Amendment One. Whether it wins or loses, the effort to defeat it could be a crucial factor in a successful outcome for the Obama campaign in North Carolina this fall.

Prospects for the effort to defeat the proposed marriage amendment to the constitution are still uncertain, notwithstanding a well-organized and impressive effort on the part of the amendment’s opponents.

The enthusiasm of the “Vote No” campaign reminds people of the Obama effort in North Carolina in 2008, both in the primary and the general election.

Obama’s general election campaign that year built on his primary campaign, which established working organizations across the state. When the general election campaign began, Obama had an organization of passionate and well-trained volunteers.

This year Obama has a problem. Some of those who worked so hard in 2008 have moved on to other things. Some are not as enthusiastic for the president as they were four years ago. Some just say, “I have done my part, but it was a once in a lifetime experience.”

Obama’s challenge in North Carolina now is to recreate a hard-working volunteer cadre to make phone calls, keep records, send out emails and letters, and build a get-out-the-vote effort that squeezes every drop of potential supporters into votes at the poll, like he did in 2008.  It is a monumental challenge.

You can say what you want about the financial drain that primary campaigns create for candidates. But you cannot argue about the advantage Obama gained in North Carolina as a direct result of the training and practice the primary gave his campaign.

A good solid effort by a political campaign in the May North Carolina primaries is like a good solid spring practice is for a college football team. The campaign leaders, like the football coaches, know whom they can count on in various positions. Team members have learned to work together and found the positions where they can contribute the most. When the fall campaign or season begins, those teams that are tested in spring practice or spring primaries have a head start on their opponents.

Without a primary contest like the one in 2008, the Obama campaign did not have a “spring practice” to recruit and train the campaign staff and volunteers to take the places of some of the 2008 workers who are coming back.

Amendment One to the rescue.

While some polls still show that the amendment is likely to pass, the opposition to it is passionate, well organized, broad-based, and well funded.

Amazingly, that opposition group includes some opponents of same-sex marriage who say they do not want to enshrine discrimination in the state’s constitution.

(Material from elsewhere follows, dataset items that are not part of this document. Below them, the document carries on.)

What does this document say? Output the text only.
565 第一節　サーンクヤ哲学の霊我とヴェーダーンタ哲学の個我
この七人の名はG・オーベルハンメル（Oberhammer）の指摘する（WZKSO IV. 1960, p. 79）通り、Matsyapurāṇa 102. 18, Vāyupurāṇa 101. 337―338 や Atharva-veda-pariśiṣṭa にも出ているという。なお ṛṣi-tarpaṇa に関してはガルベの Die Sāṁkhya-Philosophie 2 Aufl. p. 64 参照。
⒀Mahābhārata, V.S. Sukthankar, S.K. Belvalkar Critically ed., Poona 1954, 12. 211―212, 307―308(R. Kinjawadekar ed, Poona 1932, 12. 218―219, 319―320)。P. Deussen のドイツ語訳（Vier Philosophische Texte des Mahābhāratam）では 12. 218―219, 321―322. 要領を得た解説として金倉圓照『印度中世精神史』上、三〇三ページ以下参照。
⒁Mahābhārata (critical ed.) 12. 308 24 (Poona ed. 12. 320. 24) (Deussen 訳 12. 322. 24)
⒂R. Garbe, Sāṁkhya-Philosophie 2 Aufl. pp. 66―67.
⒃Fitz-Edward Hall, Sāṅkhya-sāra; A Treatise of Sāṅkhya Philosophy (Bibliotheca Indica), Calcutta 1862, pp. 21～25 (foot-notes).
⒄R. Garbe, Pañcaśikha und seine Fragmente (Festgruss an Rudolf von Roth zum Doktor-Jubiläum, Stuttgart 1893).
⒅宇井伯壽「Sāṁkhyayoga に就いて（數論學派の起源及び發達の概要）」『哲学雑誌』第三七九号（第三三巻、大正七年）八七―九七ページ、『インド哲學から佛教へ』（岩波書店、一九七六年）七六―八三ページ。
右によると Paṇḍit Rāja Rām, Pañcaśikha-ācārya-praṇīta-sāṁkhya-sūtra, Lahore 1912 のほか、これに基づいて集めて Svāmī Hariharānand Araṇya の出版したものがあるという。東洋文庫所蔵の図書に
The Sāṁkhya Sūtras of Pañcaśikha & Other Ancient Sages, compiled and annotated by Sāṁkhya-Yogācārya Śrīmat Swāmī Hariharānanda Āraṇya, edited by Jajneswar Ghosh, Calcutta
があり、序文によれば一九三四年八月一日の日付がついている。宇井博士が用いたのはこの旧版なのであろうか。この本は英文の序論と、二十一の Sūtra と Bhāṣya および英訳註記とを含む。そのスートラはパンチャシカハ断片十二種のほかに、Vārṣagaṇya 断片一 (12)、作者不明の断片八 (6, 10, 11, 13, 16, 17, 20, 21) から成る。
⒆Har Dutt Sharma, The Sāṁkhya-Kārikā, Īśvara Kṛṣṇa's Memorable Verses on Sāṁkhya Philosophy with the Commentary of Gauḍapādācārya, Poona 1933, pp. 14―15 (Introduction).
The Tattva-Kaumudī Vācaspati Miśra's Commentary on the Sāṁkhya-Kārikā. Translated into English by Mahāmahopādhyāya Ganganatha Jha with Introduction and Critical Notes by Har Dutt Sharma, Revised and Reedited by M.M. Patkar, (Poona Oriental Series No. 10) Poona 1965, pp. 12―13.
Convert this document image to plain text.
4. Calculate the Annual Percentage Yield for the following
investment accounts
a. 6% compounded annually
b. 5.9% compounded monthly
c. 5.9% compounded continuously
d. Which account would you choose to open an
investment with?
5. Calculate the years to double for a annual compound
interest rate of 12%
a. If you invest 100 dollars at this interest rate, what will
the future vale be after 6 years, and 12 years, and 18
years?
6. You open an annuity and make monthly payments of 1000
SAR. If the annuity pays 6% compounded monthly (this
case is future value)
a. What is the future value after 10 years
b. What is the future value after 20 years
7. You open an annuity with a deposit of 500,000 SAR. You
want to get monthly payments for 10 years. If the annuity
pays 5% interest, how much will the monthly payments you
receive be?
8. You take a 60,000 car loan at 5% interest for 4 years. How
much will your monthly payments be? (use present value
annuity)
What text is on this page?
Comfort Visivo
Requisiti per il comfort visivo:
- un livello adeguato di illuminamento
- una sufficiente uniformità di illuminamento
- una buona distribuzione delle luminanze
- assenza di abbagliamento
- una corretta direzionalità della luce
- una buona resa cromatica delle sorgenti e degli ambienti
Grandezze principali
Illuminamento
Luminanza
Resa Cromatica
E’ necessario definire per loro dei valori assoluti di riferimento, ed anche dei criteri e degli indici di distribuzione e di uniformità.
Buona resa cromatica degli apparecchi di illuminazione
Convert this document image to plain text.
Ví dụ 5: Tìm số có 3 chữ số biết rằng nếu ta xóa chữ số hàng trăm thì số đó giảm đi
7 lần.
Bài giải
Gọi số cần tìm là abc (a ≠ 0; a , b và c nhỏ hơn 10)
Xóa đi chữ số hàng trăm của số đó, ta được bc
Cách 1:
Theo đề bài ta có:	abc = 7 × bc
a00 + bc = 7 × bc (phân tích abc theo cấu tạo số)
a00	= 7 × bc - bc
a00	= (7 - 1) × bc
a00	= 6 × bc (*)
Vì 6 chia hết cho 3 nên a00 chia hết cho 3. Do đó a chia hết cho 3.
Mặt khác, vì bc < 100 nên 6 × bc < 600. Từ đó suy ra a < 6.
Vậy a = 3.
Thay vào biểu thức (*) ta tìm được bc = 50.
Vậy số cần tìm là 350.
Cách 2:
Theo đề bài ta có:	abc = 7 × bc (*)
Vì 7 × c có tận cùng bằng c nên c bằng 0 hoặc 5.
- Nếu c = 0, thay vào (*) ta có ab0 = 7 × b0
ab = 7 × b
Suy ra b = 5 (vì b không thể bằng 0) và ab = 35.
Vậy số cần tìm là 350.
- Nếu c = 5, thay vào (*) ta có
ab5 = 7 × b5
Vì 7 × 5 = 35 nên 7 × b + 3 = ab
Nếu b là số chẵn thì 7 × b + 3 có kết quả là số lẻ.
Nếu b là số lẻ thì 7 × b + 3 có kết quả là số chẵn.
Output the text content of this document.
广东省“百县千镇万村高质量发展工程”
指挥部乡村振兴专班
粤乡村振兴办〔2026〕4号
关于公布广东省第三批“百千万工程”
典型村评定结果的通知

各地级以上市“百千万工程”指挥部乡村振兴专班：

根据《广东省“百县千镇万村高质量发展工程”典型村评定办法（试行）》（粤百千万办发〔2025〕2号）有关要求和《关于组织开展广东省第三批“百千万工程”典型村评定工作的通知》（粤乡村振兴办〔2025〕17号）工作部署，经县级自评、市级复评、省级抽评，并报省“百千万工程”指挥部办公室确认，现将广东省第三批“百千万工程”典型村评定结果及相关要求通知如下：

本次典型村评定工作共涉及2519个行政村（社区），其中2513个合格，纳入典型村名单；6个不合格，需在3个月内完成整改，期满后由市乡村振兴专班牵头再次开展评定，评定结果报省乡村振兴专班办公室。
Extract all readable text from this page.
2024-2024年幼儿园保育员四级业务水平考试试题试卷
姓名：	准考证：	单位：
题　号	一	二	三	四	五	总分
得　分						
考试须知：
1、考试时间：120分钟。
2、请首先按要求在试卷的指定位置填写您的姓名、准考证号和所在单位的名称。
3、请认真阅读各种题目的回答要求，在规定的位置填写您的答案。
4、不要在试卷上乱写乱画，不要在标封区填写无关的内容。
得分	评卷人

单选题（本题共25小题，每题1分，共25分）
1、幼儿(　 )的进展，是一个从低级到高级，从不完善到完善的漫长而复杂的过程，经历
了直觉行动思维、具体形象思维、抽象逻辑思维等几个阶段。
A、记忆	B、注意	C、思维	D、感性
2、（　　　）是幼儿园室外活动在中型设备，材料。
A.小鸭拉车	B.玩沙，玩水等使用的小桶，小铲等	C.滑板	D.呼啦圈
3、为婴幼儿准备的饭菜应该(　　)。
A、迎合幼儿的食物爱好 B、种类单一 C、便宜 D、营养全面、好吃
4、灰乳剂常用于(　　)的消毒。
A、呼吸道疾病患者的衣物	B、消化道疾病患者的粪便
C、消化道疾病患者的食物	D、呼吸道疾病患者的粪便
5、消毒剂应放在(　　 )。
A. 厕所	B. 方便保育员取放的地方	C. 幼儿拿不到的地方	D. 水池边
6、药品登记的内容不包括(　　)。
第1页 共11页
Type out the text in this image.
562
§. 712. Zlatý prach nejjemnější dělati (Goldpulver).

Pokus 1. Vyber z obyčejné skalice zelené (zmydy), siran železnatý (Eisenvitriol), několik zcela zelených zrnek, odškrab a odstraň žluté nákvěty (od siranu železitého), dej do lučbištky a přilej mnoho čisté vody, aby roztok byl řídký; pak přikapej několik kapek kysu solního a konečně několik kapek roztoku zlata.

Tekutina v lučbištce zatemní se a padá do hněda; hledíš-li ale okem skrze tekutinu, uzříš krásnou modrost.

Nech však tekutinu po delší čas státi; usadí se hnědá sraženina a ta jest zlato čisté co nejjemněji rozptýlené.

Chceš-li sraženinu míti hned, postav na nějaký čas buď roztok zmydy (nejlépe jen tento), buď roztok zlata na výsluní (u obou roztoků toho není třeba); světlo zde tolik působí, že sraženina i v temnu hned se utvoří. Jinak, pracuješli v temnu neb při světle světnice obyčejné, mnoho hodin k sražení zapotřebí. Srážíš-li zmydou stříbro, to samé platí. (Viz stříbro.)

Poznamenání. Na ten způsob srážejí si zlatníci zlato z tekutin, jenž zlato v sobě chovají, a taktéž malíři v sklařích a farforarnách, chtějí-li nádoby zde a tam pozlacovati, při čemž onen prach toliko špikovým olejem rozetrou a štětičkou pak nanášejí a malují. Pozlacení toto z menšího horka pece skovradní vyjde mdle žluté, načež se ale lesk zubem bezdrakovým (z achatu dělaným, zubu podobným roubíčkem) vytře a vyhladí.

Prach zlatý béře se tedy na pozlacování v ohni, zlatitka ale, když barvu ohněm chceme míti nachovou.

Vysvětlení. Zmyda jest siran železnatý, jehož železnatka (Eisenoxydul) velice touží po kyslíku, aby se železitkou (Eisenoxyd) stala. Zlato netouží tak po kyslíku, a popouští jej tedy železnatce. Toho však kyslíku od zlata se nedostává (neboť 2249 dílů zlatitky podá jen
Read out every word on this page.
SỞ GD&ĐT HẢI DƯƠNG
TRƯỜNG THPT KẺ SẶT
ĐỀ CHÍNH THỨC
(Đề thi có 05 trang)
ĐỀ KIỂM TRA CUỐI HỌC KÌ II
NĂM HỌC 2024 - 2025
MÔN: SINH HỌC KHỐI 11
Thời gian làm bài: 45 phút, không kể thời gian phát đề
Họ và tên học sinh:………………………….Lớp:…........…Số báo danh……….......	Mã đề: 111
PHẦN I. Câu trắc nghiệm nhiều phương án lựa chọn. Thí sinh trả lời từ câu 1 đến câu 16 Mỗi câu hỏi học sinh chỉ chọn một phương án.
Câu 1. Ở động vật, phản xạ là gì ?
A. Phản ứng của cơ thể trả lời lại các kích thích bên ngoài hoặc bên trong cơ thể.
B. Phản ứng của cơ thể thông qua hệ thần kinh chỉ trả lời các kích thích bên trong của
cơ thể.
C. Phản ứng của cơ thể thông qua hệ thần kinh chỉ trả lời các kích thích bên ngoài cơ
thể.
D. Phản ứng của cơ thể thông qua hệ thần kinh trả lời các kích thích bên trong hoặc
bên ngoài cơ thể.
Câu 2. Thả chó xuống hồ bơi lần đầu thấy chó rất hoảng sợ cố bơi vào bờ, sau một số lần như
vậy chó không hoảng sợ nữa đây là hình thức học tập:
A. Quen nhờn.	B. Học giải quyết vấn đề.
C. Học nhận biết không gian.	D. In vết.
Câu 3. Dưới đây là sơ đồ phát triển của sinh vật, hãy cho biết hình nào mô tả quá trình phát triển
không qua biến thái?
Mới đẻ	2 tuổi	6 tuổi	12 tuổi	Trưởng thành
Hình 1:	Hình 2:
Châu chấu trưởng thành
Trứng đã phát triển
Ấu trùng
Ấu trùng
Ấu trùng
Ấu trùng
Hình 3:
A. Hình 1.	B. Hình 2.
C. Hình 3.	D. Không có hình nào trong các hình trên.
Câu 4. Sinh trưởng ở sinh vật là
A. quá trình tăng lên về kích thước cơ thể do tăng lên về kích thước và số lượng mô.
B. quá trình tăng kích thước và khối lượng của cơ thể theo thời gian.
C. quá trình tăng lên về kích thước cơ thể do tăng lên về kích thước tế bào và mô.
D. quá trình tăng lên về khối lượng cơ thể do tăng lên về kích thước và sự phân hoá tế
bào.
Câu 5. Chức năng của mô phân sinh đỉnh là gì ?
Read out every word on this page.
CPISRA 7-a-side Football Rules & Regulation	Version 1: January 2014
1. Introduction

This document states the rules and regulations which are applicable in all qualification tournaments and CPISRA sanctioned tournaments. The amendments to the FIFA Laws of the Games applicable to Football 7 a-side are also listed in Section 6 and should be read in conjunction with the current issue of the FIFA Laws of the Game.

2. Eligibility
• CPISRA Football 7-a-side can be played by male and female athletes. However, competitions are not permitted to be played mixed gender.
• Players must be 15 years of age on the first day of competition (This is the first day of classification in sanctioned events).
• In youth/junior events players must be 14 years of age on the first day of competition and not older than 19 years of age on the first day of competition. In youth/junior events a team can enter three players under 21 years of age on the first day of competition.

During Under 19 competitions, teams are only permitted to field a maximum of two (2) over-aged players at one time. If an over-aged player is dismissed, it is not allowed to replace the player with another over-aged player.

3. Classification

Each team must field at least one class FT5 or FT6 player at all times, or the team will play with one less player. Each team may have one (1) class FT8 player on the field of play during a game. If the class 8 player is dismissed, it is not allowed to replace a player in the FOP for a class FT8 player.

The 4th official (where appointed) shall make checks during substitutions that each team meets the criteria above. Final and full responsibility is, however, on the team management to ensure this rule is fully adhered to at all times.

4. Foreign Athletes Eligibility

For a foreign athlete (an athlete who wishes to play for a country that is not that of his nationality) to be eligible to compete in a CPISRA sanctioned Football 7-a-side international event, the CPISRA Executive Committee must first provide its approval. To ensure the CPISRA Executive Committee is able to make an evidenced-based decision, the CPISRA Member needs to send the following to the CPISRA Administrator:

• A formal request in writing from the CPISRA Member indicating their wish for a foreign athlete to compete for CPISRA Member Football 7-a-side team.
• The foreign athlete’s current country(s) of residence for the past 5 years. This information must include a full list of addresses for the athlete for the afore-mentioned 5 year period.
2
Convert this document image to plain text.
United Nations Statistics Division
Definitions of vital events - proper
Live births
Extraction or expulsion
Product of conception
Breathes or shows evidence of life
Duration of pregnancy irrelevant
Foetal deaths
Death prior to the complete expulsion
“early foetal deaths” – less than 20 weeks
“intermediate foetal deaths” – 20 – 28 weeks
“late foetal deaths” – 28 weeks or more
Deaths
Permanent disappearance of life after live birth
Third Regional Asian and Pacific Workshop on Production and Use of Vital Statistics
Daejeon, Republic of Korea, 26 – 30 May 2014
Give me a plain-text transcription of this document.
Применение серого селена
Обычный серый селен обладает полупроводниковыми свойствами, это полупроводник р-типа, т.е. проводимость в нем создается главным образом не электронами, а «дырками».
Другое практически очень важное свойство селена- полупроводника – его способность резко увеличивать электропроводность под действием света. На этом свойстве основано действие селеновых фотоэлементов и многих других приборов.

Many business leaders, fearing the consequences to their increasingly diverse work forces, oppose the amendment.

Prominent Republicans like former gubernatorial candidates Richard Vinroot and Robert Orr, as well as John Hood, President of the conservative John Locke Foundation, and Congresswoman Renee Ellers are in the opposition.

Even a supporter, Republican House Speaker Tom Tillis, predicts the amendment, if passed, will be repealed within 20 years.

While Republican ranks are split, Democratic leaders are more united in their opposition. The anti-amendment campaign relies on its opposition to the Republican-controlled legislature that put the amendment on the ballot.

The anti-amendment troops in the field, including the telephone callers, the social media workers, the get-out-the-vote experts, and the fundraisers, are working against that Republican initiative.

Almost every one of them is a prospect to transfer their passions and experience to the Obama’s presidential campaign.

If Obama gets a large share of these seasoned workers to help replace his own depleted volunteer corps, and if they help him win North Carolina this fall, I hope he remembers to send a thank you note to the Republican leadership in the North Carolina legislature who made it possible by putting the amendment on the ballot.